The chart below shows the relative performance of the ETFs against the S&P 500 since April 2012. I emphasize that the chart shows relative performance versus the benchmark, not total returns. (Technology Select Sector SPDR is represented by the black line, and Guggenheim S&P 500 Equal Weight Technology is the red line.)
Stocks in the $11.3 billion Technology Select Sector SPDR are market-weighted, meaning the bigger the company, the bigger share of the ETF it accounts for. The $229 million Guggenheim S&P 500 Equal Weight Technology Fund is equal-weighted, as the name says, so each company makes up the same percentage of the fund. Equal-weighted ETFs provide a more accurate depiction of the industry’s performance.
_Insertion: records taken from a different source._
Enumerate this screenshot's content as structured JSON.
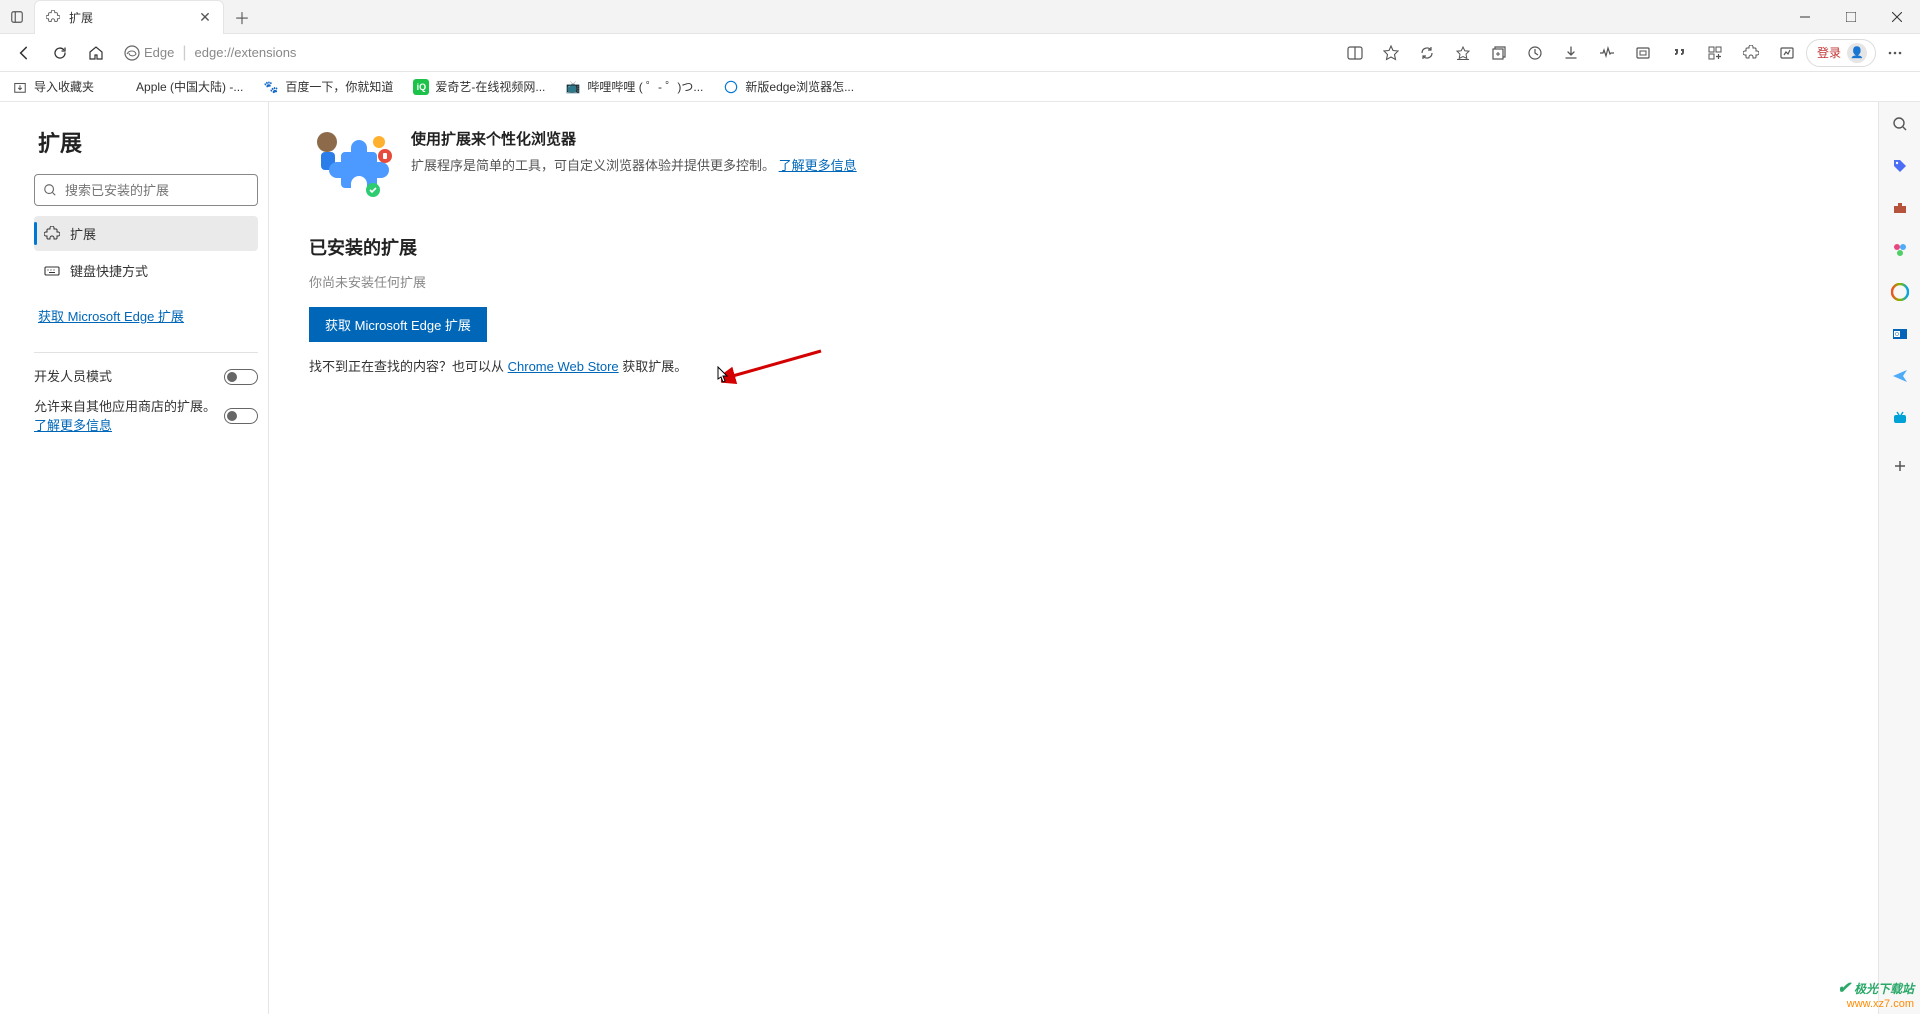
{
  "tab": {
    "title": "扩展"
  },
  "addressbar": {
    "edge_label": "Edge",
    "url": "edge://extensions"
  },
  "bookmarks": {
    "import": "导入收藏夹",
    "items": [
      "Apple (中国大陆) -...",
      "百度一下，你就知道",
      "爱奇艺-在线视频网...",
      "哔哩哔哩 (  ゜- ゜)つ...",
      "新版edge浏览器怎..."
    ]
  },
  "sidebar": {
    "title": "扩展",
    "search_placeholder": "搜索已安装的扩展",
    "nav": {
      "extensions": "扩展",
      "shortcuts": "键盘快捷方式"
    },
    "get_link": "获取 Microsoft Edge 扩展",
    "dev_mode": "开发人员模式",
    "allow_other_prefix": "允许来自其他应用商店的扩展。",
    "allow_other_link": "了解更多信息"
  },
  "main": {
    "hero_title": "使用扩展来个性化浏览器",
    "hero_desc_prefix": "扩展程序是简单的工具，可自定义浏览器体验并提供更多控制。",
    "hero_link": "了解更多信息",
    "section_title": "已安装的扩展",
    "empty": "你尚未安装任何扩展",
    "primary_btn": "获取 Microsoft Edge 扩展",
    "helper_prefix": "找不到正在查找的内容？也可以从 ",
    "helper_link": "Chrome Web Store",
    "helper_suffix": " 获取扩展。"
  },
  "login": {
    "label": "登录"
  },
  "watermark": {
    "line1": "极光下载站",
    "line2": "www.xz7.com"
  }
}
The better-known Technology Select Sector SPDR has been steadily trailing the broader S&P 500 since September 2012. But not the Guggenheim S&P 500 Equal Weight Technology Fund, whose total return is 30 percent over the past year.
The culprit for Technology Select Sector SPDR’s anemic showing is Apple (AAPL), which has slumped 28 percent over 12 months.
The iPhone maker’s huge $440 billion market value — and equally large following by investors and the media — has a way of overshadowing everything else occurring in the sector. Apple is an enormous tree that towers over the forest.
The chart below makes evident Apple’s undue influence, showing the relative performance of Guggenheim S&P 500 Equal Weight Technology (red line), Technology Select Sector SPDR (black line) and Apple (green line) against the S&P 500.
It’s plain to see: When Apple has outperformed, so has Technology Select Sector SPDR. And when Apple has underperformed, the ETF has followed suit. In fact, Technology Select Sector SPDR is sort of a proxy for Apple.
As we can see, the two exchange traded funds are completely different animals. Investors who don’t understand Technology Select Sector SPDR’s composition may wonder why they’ve been badly lagging the broader stock market even as tech stocks have generated big gains this year.